IBM a conclu un accord de 17 millions de dollars avec le ministère américain de la Justice (DOJ) pour résoudre les allégations concernant ses programmes de diversité, d’équité et d’inclusion (DEI). L’accord met fin à un différend juridique centré sur la manière dont le géant de la technologie a géré ses processus de recrutement et de promotion.
Les principales allégations
L’enquête du DOJ s’est concentrée sur deux allégations principales concernant les politiques internes d’IBM :
- Sélection discriminatoire : Le ministère a allégué que les initiatives DEI d’IBM aboutissaient à des pratiques illégales d’embauche et de promotion en tenant compte de la race, la couleur, l’origine nationale ou le sexe.
- Utilisation abusive de fonds gouvernementaux : Le DOJ a en outre allégué qu’IBM avait utilisé les fonds de ses contrats gouvernementaux pour financer ces programmes DEI et avait ensuite demandé le remboursement de ces coûts.
Position et réponse d’IBM
Bien qu’IBM ait accepté le règlement financier, la société a nié tout acte répréhensible.

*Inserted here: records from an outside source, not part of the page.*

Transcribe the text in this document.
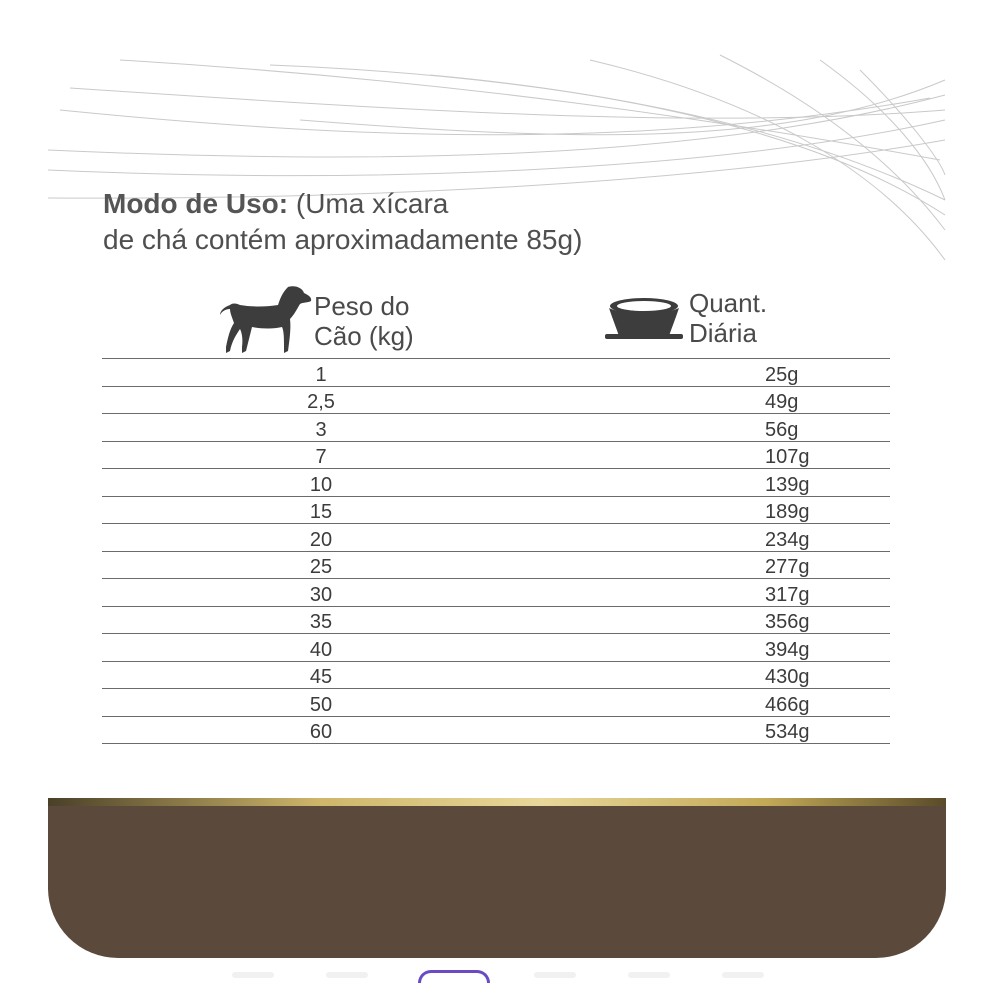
Modo de Uso: (Uma xícara
de chá contém aproximadamente 85g)
Peso do
Cão (kg)
Quant.
Diária
1	25g
2,5	49g
3	56g
7	107g
10	139g
15	189g
20	234g
25	277g
30	317g
35	356g
40	394g
45	430g
50	466g
60	534g
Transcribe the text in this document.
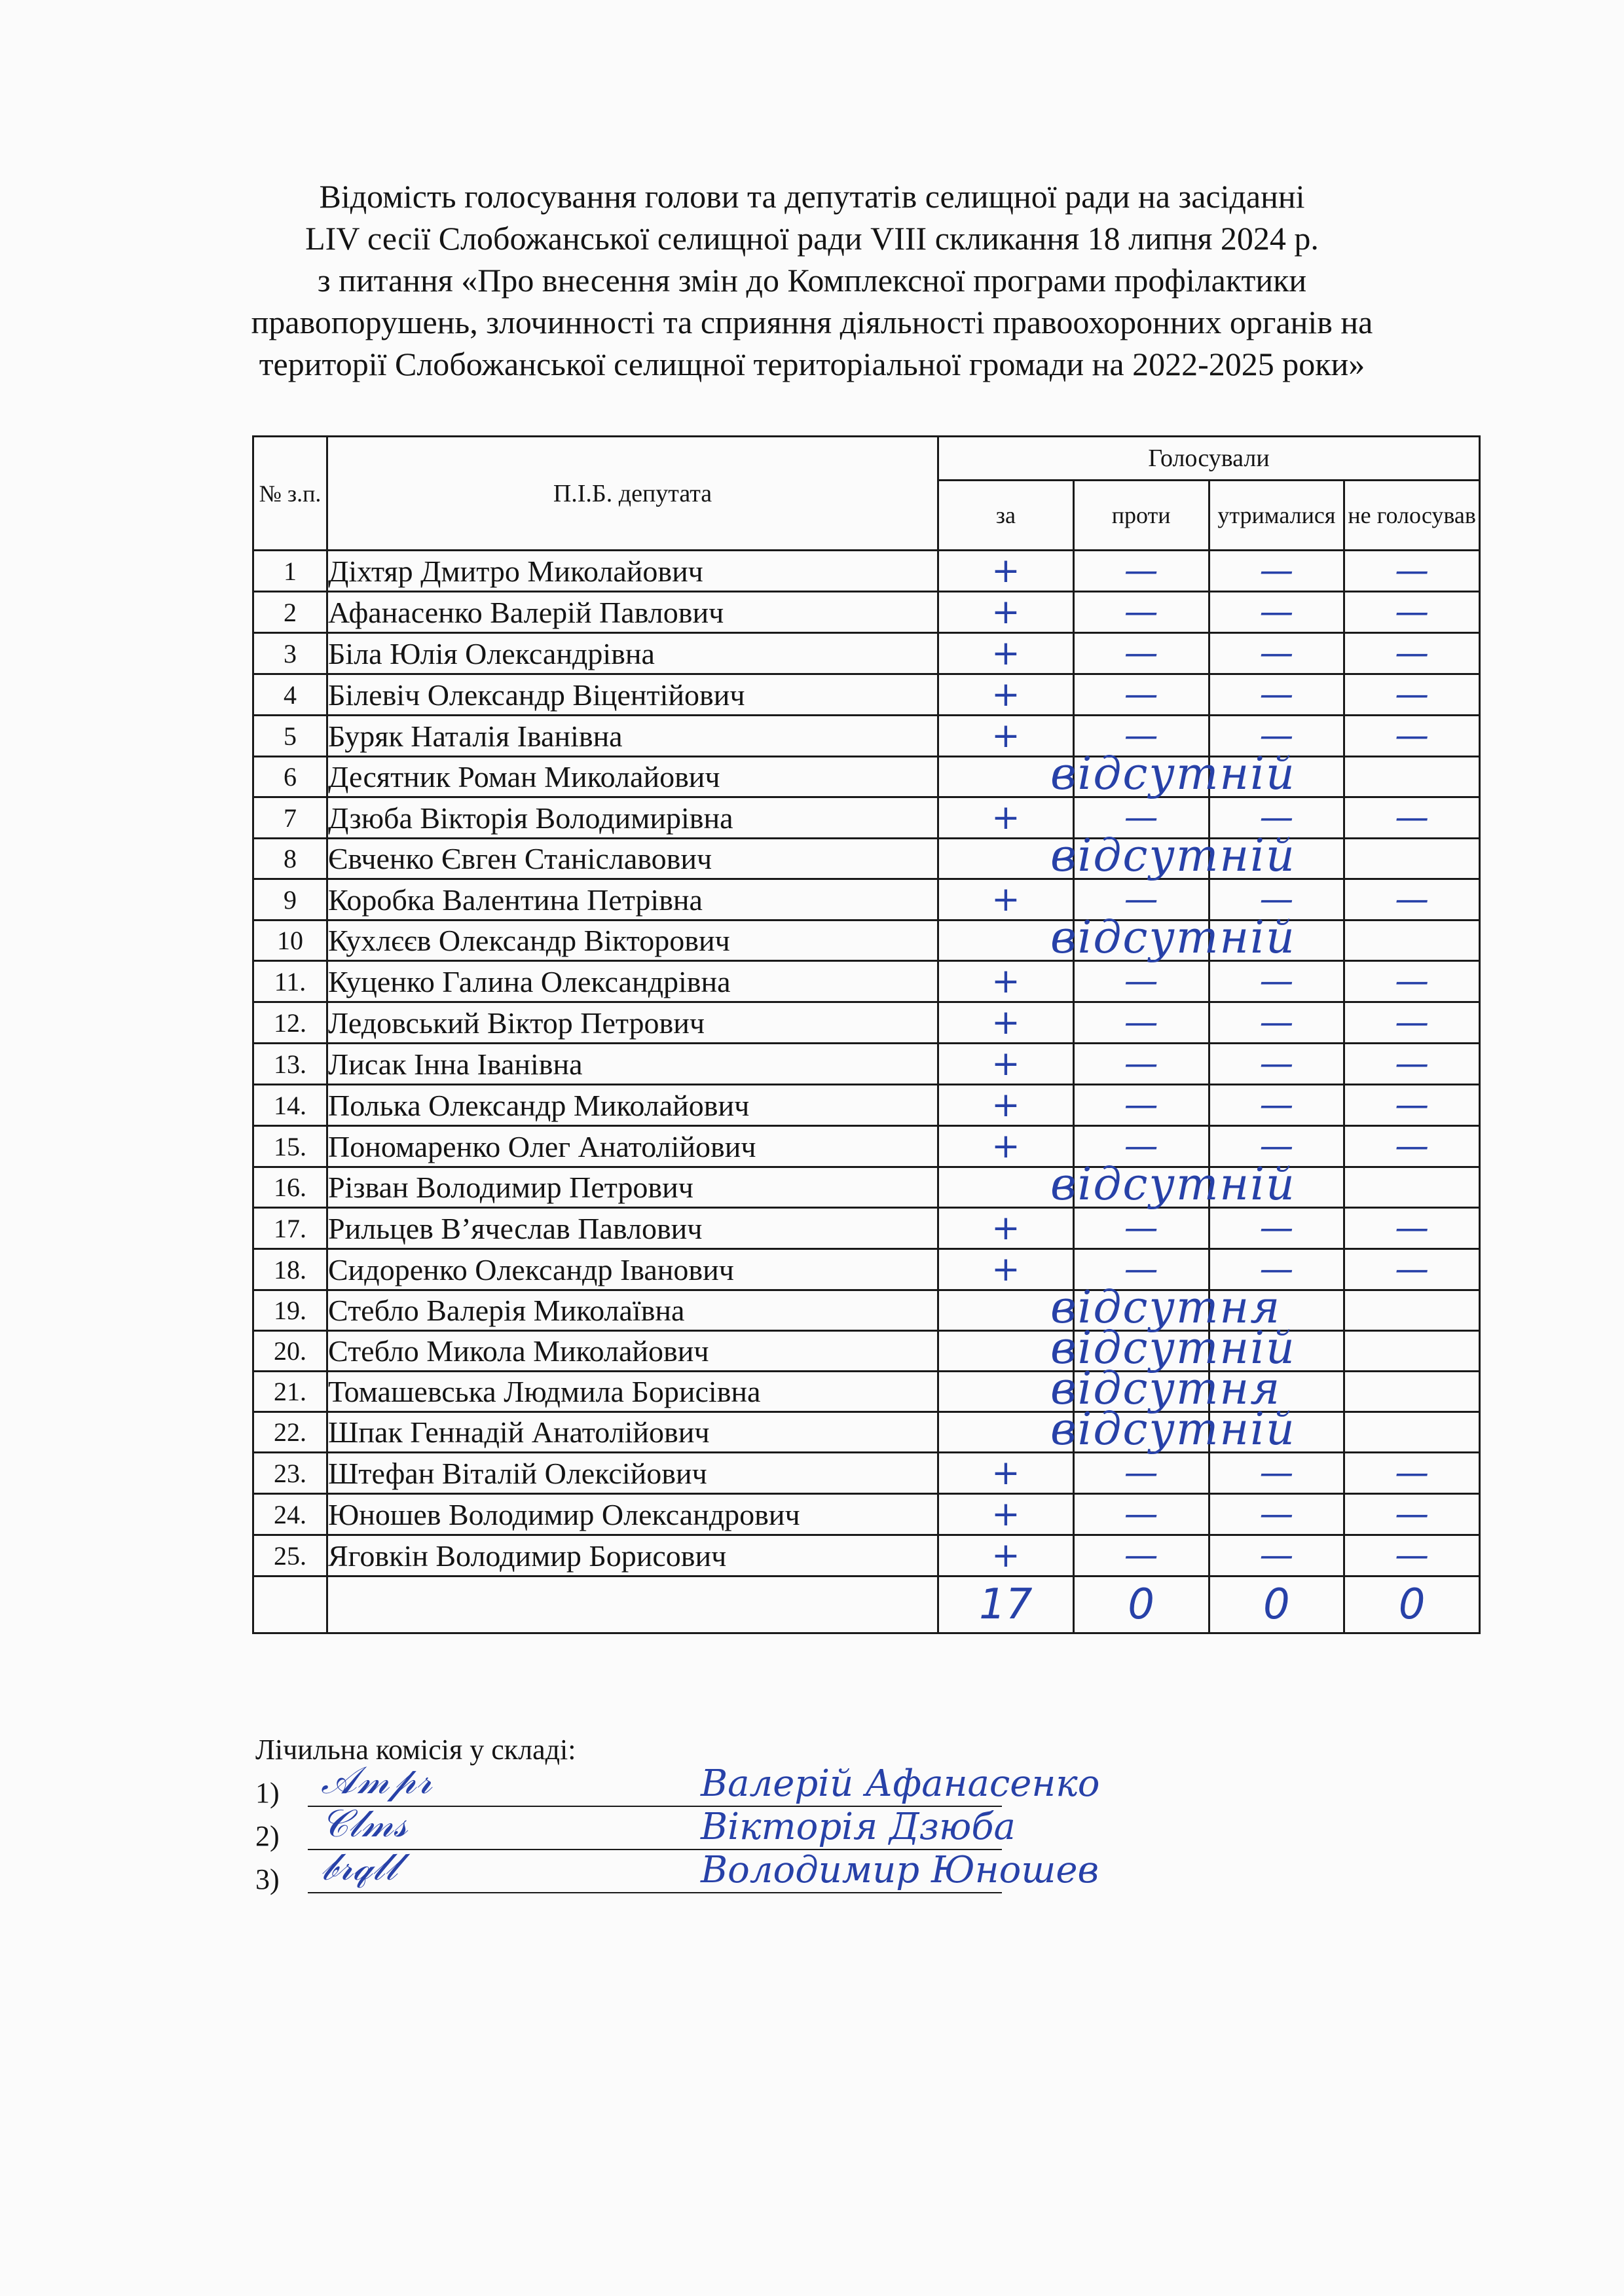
Відомість голосування голови та депутатів селищної ради на засіданні
LIV сесії Слобожанської селищної ради VIII скликання 18 липня 2024 р.
з питання «Про внесення змін до Комплексної програми профілактики
правопорушень, злочинності та сприяння діяльності правоохоронних органів на
території Слобожанської селищної територіальної громади на 2022-2025 роки»
№ з.п.	П.І.Б. депутата	Голосували			
		за	проти	утрималися	не голосував
1	Діхтяр Дмитро Миколайович	+	—	—	—
2	Афанасенко Валерій Павлович	+	—	—	—
3	Біла Юлія Олександрівна	+	—	—	—
4	Білевіч Олександр Віцентійович	+	—	—	—
5	Буряк Наталія Іванівна	+	—	—	—
6	Десятник Роман Миколайович	відсутній			

7	Дзюба Вікторія Володимирівна	+	—	—	—
8	Євченко Євген Станіславович	відсутній			

9	Коробка Валентина Петрівна	+	—	—	—
10	Кухлєєв Олександр Вікторович	відсутній			

11.	Куценко Галина Олександрівна	+	—	—	—
12.	Ледовський Віктор Петрович	+	—	—	—
13.	Лисак Інна Іванівна	+	—	—	—
14.	Полька Олександр Миколайович	+	—	—	—
15.	Пономаренко Олег Анатолійович	+	—	—	—
16.	Різван Володимир Петрович	відсутній			

17.	Рильцев В’ячеслав Павлович	+	—	—	—
18.	Сидоренко Олександр Іванович	+	—	—	—
19.	Стебло Валерія Миколаївна	відсутня			

20.	Стебло Микола Миколайович	відсутній			

21.	Томашевська Людмила Борисівна	відсутня			

22.	Шпак Геннадій Анатолійович	відсутній			

23.	Штефан Віталій Олексійович	+	—	—	—
24.	Юношев Володимир Олександрович	+	—	—	—
25.	Яговкін Володимир Борисович	+	—	—	—
		17	0	0	0
Лічильна комісія у складі:
1) 𝒜𝓂𝓅𝓇	Валерій Афанасенко
2) 𝒞𝓁𝓂𝓈	Вікторія Дзюба
3) 𝒷𝓇𝓆𝓁𝓁	Володимир Юношев
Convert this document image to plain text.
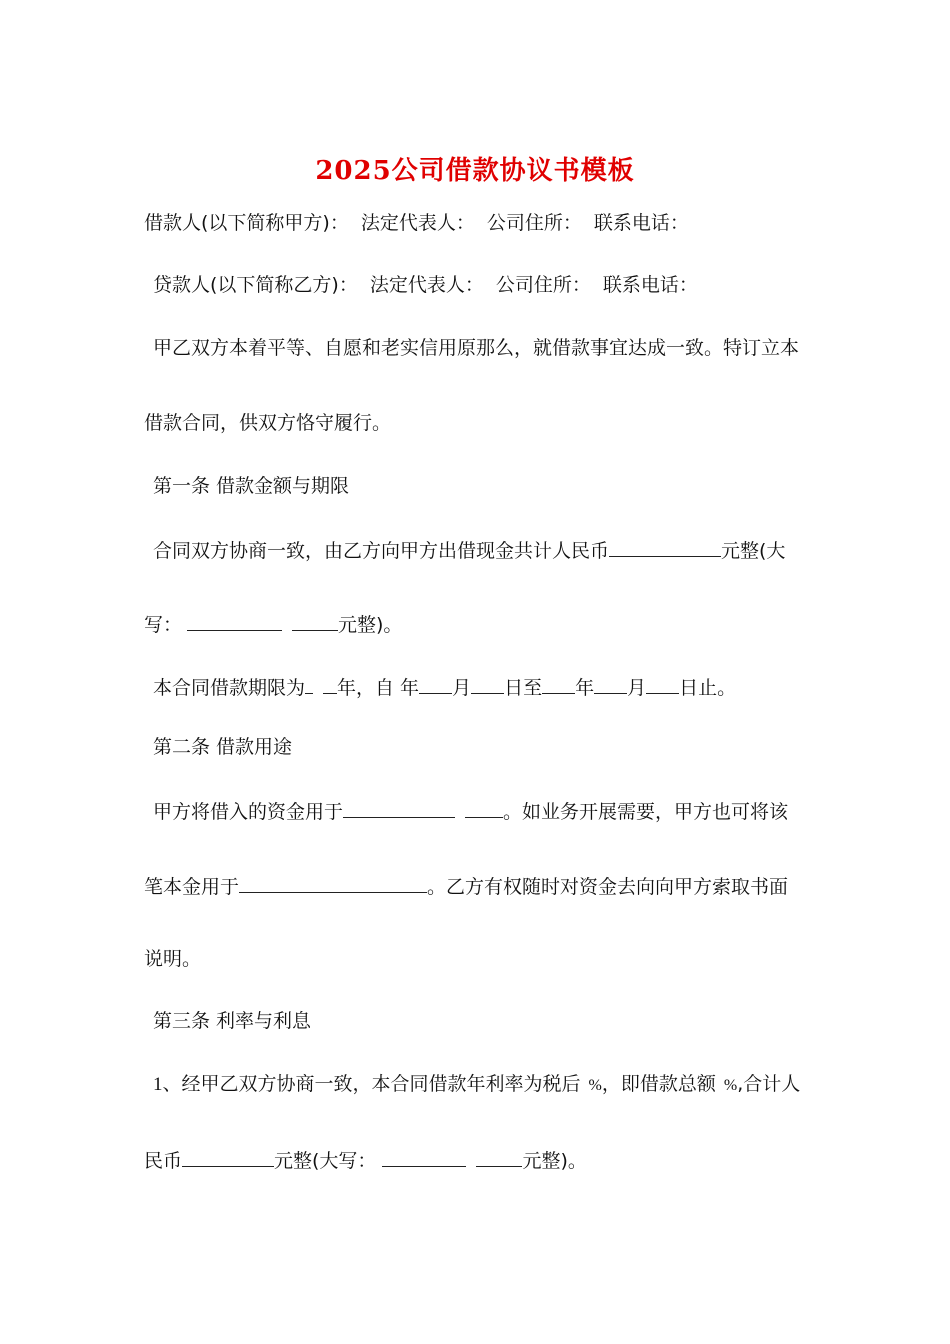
2025公司借款协议书模板
借款人(以下简称甲方)： 法定代表人： 公司住所： 联系电话：
贷款人(以下简称乙方)： 法定代表人： 公司住所： 联系电话：
甲乙双方本着平等、自愿和老实信用原那么，就借款事宜达成一致。特订立本
借款合同，供双方恪守履行。
第一条 借款金额与期限
合同双方协商一致，由乙方向甲方出借现金共计人民币	元整(大
写：	元整)。
本合同借款期限为 年，自 年 月 日至 年 月 日止。
第二条 借款用途
甲方将借入的资金用于	。如业务开展需要，甲方也可将该
笔本金用于	。乙方有权随时对资金去向向甲方索取书面
说明。
第三条 利率与利息
1、经甲乙双方协商一致，本合同借款年利率为税后 %，即借款总额 %,合计人
民币	元整(大写：	元整)。
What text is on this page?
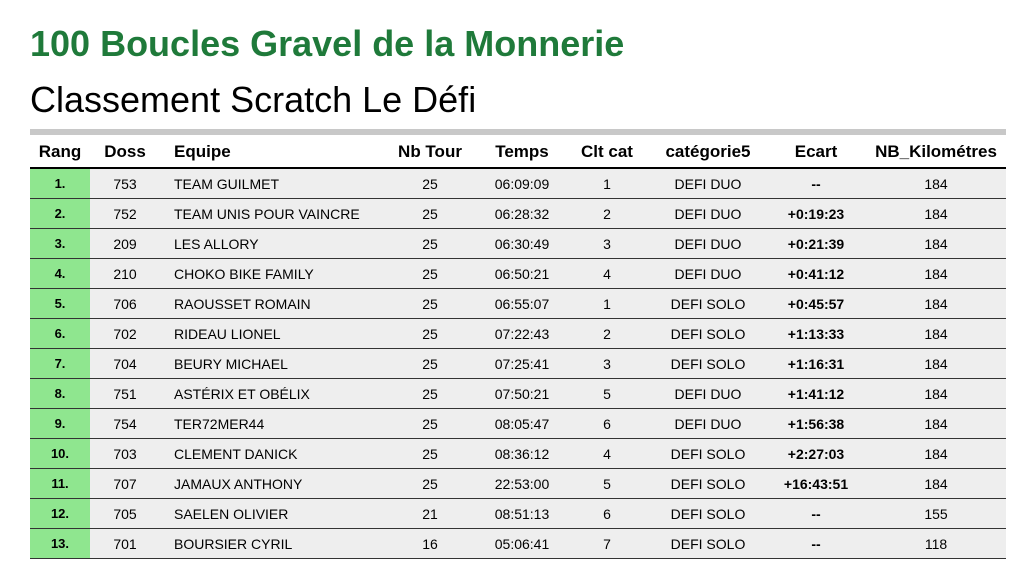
100 Boucles Gravel de la Monnerie
Classement Scratch Le Défi
Rang	Doss	Equipe	Nb Tour	Temps	Clt cat	catégorie5	Ecart	NB_Kilométres
1.	753	TEAM GUILMET	25	06:09:09	1	DEFI DUO	--	184
2.	752	TEAM UNIS POUR VAINCRE	25	06:28:32	2	DEFI DUO	+0:19:23	184
3.	209	LES ALLORY	25	06:30:49	3	DEFI DUO	+0:21:39	184
4.	210	CHOKO BIKE FAMILY	25	06:50:21	4	DEFI DUO	+0:41:12	184
5.	706	RAOUSSET ROMAIN	25	06:55:07	1	DEFI SOLO	+0:45:57	184
6.	702	RIDEAU LIONEL	25	07:22:43	2	DEFI SOLO	+1:13:33	184
7.	704	BEURY MICHAEL	25	07:25:41	3	DEFI SOLO	+1:16:31	184
8.	751	ASTÉRIX ET OBÉLIX	25	07:50:21	5	DEFI DUO	+1:41:12	184
9.	754	TER72MER44	25	08:05:47	6	DEFI DUO	+1:56:38	184
10.	703	CLEMENT DANICK	25	08:36:12	4	DEFI SOLO	+2:27:03	184
11.	707	JAMAUX ANTHONY	25	22:53:00	5	DEFI SOLO	+16:43:51	184
12.	705	SAELEN OLIVIER	21	08:51:13	6	DEFI SOLO	--	155
13.	701	BOURSIER CYRIL	16	05:06:41	7	DEFI SOLO	--	118
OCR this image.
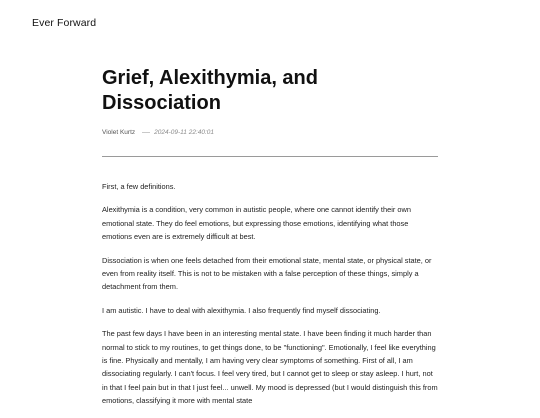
Ever Forward
Grief, Alexithymia, and Dissociation
Violet Kurtz	2024-09-11 22:40:01

First, a few definitions.

Alexithymia is a condition, very common in autistic people, where one cannot identify their own emotional state. They do feel emotions, but expressing those emotions, identifying what those emotions even are is extremely difficult at best.

Dissociation is when one feels detached from their emotional state, mental state, or physical state, or even from reality itself. This is not to be mistaken with a false perception of these things, simply a detachment from them.

I am autistic. I have to deal with alexithymia. I also frequently find myself dissociating.

The past few days I have been in an interesting mental state. I have been finding it much harder than normal to stick to my routines, to get things done, to be "functioning". Emotionally, I feel like everything is fine. Physically and mentally, I am having very clear symptoms of something. First of all, I am dissociating regularly. I can't focus. I feel very tired, but I cannot get to sleep or stay asleep. I hurt, not in that I feel pain but in that I just feel... unwell. My mood is depressed (but I would distinguish this from emotions, classifying it more with mental state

Dans une déclaration fournie à TechCrunch, un porte-parole d’IBM a souligné que le règlement ne constitue pas un aveu de responsabilité et ne suggère pas non plus que les réclamations du DOJ manquaient de fondement.
“Notre stratégie en matière de main-d’œuvre repose sur un seul principe : disposer des bonnes personnes possédant les bonnes compétences dont dépendent nos clients”, a déclaré le porte-parole.
Pourquoi c’est important : le paysage juridique en évolution
Ce règlement met en évidence une tension croissante dans le monde de l’entreprise entre les initiatives DEI et les lois anti-discrimination.
Pendant des années, de nombreuses entreprises ont mis en œuvre des programmes DEI agressifs pour remédier aux déséquilibres systémiques. Cependant, un examen juridique récent – en particulier de la part du DOJ et de divers groupes de défense des droits civiques – remet de plus en plus en question le point où les « efforts en faveur de la diversité » franchissent la limite de la « préférence illégale ». Cette affaire constitue un signal important pour l’industrie technologique selon laquelle même les programmes bien intentionnés doivent être soigneusement structurés pour garantir qu’ils ne violent pas les lois fédérales concernant la race et le sexe sur le lieu de travail.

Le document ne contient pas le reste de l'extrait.